Se serait-elle amendée ? Voici qu’elle vient d’élire Éric Neuhoff (fauteuil n° 11) et Florian Zeller (fauteuil n° 14), à la succession de Gabriel de Broglie et d’Hélène Carrère d’Encausse. Deux choix que l’on ne peut qu’applaudir, tant ils semblent mérités. Éric Neuhoff, pétri d’érudition et qui, bon Français, ne craint pas la polémique (mais en France, notait Jean d’Ormesson dans sa biographie de Chateaubriand, la polémique a toujours été très favorable aux écrivains), est aussi l’auteur de quelques romans formidables, et de beaucoup de critiques justes et convaincantes ; Florian Zeller, dramaturge à succès que l’on ne présente plus, réalisateur non moins excellent, dont les œuvres touchent aux sujets les plus tabous mais aussi les plus réalistes, fait rayonner notre langue et notre littérature dans le monde entier. Si le cinéma se veut l’art majeur de notre époque, comme le dix-neuvième fut le triomphe du roman, l’Académie, une fois n’est pas coutume, a voté fort judicieusement. Elle eût pu se compromettre en cédant aux sirènes des auteurs à succès ; ces auteurs, elle ne les a pas non plus méprisés, par une espèce de pédantisme qui eût été inutile et vain. Sans primer les machines à faire des ventes, elle a distingué deux grands noms, qui ne sont pas des poètes de tour d’ivoire.
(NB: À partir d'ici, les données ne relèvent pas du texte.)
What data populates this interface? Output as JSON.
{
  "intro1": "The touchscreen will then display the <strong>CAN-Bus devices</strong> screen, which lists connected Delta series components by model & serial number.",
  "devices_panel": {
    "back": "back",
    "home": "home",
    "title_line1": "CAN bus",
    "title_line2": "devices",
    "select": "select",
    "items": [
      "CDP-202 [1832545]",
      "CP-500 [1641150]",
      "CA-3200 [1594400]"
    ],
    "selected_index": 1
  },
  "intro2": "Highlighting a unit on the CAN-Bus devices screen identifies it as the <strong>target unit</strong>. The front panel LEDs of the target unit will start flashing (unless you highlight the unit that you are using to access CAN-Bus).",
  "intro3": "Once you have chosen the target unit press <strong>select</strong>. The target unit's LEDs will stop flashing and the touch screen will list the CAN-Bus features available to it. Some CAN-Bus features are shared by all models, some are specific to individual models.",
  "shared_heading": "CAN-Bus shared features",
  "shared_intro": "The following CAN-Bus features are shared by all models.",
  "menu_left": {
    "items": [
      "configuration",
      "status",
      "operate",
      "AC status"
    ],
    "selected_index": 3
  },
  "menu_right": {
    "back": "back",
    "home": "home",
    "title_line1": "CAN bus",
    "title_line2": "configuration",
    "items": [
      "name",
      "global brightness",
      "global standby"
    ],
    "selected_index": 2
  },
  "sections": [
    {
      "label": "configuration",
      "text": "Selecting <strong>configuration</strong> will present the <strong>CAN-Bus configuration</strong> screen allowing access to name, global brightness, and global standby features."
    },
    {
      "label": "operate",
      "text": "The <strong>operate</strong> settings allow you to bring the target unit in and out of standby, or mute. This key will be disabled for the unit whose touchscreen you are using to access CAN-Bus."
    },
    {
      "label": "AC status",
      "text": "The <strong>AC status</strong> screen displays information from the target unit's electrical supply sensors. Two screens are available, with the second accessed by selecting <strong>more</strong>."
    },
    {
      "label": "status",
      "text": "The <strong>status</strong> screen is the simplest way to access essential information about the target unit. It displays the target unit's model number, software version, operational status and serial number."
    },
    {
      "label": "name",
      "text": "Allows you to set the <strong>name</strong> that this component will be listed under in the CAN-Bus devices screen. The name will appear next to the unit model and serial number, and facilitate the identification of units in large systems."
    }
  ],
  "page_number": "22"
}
Je ne sais si Michel Houellebecq a présenté sa candidature. Oserais-je militer en sa faveur ? Son réalisme brutal entre à plein dans notre tradition littéraire : Houellebecq dit le vrai, ce vrai de Balzac sur la femme de trente ans, ce vrai de Maupassant sur l’amour (un piège de la nature, pour forcer la reproduction), ce vrai de tant d’autres, de La Bruyère, de La Rochefoucauld, de Zola, ce vrai qui nous offusque. Ce qu’écrit Houellebecq nous révolte : ce qu’écrit Houellebecq, c’est nous, dans toute notre petitesse. Il fait sa littérature en trompe l’œil, comme Zeuxis peignait des raisins avec une telle précision que les oiseaux venaient les becqueter. Ses romans sont des miroirs : ils nous montrent : nous ne sommes pas beaux à voir. Si Houellebecq restera dans l’histoire de nos lettres (l’un des rares) c’est parce que l’on comprendra l’époque en lisant ses romans, comme on comprend le dix-neuvième en lisant Balzac, « créateur du monde moderne » (B. Cendrars). Et quelle époque : pornographique et consumériste, industrielle, libertaire et globalisée, décadrée, déprimée. Quelle tristesse, et quelle vérité, des Particules élémentaires à Anéantir, en passant par La Carte et le territoire !

Mais pas plus longtemps, ne faisons de l’ombre à MM. Neuhoff et Zeller : ce sont eux que l’Académie a décidé d’accueillir en son sanctuaire : inclinons-nous, car ces choix forcent le respect.